- Jambo, Habari? (Bonjour, comment ça va?)
- Muzuri (Ça va bien.) Tonton Faustin, que se passe-t-il? M'enquiers-je
Tonton Faustin jette un regard furtif vers ses compagnons avant de reporter son attention sur moi.
- Ce ne sont pas des choses que tu dois savoir. D'ailleurs, ce n'est rien de grave, dit-il
Hum! Tu mens.
- Niya, il faut rentrer à la maison, vas-y! Me dit un autre tonton du groupe.
Je fais semblant de m'éloigner lentement en jouant avec les lanières de mon sac à dos, je repère du coin de l'œil tantine Lucie qui a arrêté de piler son pondu s'approcher du petit mur, intriguée. Je vais rester là pour glaner des infos, je ne rate rien. Je m'accroupis et fais semblant d'attacher les lacets de mes perpètes, les oreilles tendues au maximum.
- Chéri, qu'y a-t-il? Demande tantine Lucie à son époux
- On est dans l'insécurité. Dans la nuit d'hier, des unités armées avec des tenues militaires qui ne sont pas celles de notre armée ont été repérées près de la frontière Ougandaise.
- Ah bon! Mais qui sont-ils? S'exclame tantine Lucie
- Peut-être que c'est encore une autre milice financée par l'occident ou les pays voisins pour causer le trouble, dit le tonton qui m'a dit de m'en aller.
- Seigneur des anges! Je me demande ce que ces gens ont tout le temps à vouloir agresser ce pays. On leur a fait quoi?

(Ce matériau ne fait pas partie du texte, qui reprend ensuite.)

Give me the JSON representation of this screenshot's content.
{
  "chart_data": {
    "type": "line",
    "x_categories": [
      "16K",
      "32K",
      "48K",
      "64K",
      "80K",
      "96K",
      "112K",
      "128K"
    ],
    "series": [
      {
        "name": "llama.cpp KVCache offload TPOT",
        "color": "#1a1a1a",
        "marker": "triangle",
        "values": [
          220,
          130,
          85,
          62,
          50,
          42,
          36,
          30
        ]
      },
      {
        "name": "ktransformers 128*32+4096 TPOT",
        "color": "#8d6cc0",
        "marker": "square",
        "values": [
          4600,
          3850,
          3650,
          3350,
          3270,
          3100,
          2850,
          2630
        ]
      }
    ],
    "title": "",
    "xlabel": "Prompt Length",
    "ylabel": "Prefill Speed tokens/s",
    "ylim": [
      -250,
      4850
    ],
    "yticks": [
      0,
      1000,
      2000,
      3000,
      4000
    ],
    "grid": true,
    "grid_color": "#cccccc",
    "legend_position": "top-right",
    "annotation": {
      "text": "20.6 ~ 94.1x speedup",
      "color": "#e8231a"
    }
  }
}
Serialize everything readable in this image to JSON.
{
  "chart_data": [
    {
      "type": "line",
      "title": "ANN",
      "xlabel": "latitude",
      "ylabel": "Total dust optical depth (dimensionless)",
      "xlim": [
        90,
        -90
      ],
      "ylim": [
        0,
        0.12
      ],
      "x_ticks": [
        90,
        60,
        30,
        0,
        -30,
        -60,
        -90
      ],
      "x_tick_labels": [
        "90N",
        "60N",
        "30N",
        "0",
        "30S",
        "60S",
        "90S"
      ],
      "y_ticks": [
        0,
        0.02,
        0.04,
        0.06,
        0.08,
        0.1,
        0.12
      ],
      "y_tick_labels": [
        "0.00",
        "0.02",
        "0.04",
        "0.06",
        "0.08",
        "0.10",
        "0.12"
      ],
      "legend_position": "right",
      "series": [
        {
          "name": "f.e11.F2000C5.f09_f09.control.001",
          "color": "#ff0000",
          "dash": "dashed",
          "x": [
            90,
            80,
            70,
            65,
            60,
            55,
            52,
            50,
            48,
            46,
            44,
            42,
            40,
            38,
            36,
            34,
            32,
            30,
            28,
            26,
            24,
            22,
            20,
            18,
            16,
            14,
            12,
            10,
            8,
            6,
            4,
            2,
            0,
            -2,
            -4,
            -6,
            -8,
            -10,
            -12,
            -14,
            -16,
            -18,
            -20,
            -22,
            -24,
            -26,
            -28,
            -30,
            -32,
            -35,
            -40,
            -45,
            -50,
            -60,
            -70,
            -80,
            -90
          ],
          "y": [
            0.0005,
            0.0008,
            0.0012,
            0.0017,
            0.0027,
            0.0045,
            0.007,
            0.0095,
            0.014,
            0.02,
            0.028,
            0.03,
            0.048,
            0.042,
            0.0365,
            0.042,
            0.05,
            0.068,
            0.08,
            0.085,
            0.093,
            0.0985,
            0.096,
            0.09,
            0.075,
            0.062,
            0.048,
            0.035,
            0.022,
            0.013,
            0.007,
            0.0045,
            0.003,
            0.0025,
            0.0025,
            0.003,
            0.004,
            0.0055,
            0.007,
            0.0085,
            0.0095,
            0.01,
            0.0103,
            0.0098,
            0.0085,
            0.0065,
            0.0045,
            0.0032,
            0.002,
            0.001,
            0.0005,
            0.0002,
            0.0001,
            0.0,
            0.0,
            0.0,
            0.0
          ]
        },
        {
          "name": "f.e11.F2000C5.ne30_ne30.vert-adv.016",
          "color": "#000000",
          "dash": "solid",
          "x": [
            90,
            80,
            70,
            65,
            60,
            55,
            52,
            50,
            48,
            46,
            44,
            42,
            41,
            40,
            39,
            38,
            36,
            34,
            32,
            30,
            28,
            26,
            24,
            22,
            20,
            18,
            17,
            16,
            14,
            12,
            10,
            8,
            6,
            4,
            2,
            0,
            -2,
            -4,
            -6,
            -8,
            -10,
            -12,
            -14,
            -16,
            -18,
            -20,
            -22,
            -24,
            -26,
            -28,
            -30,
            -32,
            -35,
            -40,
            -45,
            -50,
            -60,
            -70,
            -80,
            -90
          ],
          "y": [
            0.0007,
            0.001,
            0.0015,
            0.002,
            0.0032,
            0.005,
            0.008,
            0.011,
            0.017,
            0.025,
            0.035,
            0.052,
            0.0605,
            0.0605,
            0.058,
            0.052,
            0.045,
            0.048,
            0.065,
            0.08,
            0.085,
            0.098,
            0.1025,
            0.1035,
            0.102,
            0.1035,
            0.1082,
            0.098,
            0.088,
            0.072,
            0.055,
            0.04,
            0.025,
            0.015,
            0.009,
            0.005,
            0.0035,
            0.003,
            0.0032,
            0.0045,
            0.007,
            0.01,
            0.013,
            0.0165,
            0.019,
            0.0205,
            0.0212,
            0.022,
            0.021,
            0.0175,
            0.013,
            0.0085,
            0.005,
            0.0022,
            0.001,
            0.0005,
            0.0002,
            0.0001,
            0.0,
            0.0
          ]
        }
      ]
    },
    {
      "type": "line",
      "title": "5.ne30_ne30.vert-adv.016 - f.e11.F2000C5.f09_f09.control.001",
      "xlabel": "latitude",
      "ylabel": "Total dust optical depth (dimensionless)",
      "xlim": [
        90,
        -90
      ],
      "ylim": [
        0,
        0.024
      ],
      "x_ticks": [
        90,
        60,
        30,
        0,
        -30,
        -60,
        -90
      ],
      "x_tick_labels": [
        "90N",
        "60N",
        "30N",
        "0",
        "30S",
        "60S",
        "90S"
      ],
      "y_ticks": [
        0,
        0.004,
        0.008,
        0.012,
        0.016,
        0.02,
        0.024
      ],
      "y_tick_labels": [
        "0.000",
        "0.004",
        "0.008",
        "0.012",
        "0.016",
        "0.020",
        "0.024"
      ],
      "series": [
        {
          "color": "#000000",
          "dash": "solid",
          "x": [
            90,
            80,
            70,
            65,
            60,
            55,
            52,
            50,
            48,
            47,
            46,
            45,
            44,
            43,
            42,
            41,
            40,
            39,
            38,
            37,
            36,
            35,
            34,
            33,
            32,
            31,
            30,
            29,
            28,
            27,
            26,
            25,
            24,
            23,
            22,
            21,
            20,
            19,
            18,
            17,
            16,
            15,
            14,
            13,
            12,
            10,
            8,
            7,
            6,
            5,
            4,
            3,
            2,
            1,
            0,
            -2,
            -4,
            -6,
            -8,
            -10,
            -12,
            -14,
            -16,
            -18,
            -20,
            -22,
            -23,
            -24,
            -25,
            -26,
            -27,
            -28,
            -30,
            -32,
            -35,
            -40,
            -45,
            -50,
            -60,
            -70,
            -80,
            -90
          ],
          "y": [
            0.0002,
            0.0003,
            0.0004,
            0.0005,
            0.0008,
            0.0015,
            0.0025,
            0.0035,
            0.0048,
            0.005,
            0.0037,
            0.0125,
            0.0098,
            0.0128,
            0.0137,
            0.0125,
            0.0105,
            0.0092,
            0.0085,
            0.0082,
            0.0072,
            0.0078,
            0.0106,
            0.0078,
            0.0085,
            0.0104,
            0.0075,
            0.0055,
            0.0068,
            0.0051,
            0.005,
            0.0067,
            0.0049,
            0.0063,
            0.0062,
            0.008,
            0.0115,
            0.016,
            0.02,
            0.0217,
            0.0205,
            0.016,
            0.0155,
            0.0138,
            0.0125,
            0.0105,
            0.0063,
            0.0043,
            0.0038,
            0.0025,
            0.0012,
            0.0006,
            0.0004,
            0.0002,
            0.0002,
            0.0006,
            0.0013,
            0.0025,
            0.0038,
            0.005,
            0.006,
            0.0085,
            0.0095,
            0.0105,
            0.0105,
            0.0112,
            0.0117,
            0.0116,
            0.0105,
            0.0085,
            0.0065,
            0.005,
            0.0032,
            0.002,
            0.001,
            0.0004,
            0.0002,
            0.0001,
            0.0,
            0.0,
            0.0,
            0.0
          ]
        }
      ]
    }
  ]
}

- Maman, la richesse. Sous-sol trop riche, tas des problèmes. Une vraie malédiction je te dis. C'est comme quand on épouse une femme trop belle, on n'a pas la paix, répond un autre tonton.
- Et là, il y a à peine deux heures, trois gardes forestiers et deux chasseurs ont été retrouvés sauvagement décapités. Leurs corps ont été jeté le long de la forêt de l'Ituri, renchérit tonton Faustin
- QUOI? ON A RETROUVÉ QUOI? Demandé-je, horrifiée
Ils se tournent tous vers moi.
- Niya, on t'avait dit de t'en aller, s'énerve tonton Faustin
J'en ai assez entendu. Je traverse la rue en courant presque. Seigneur, j'aurais préféré ne pas entendre tout ça. La personne qui a dit que "l'ignorance, c'est le bonheur" avait un peu raison.
- Niya, ne dis rien à Mamie hein! Elle risque de paniquer, me crie Tantine Lucie pendant que j'ouvre le portillon.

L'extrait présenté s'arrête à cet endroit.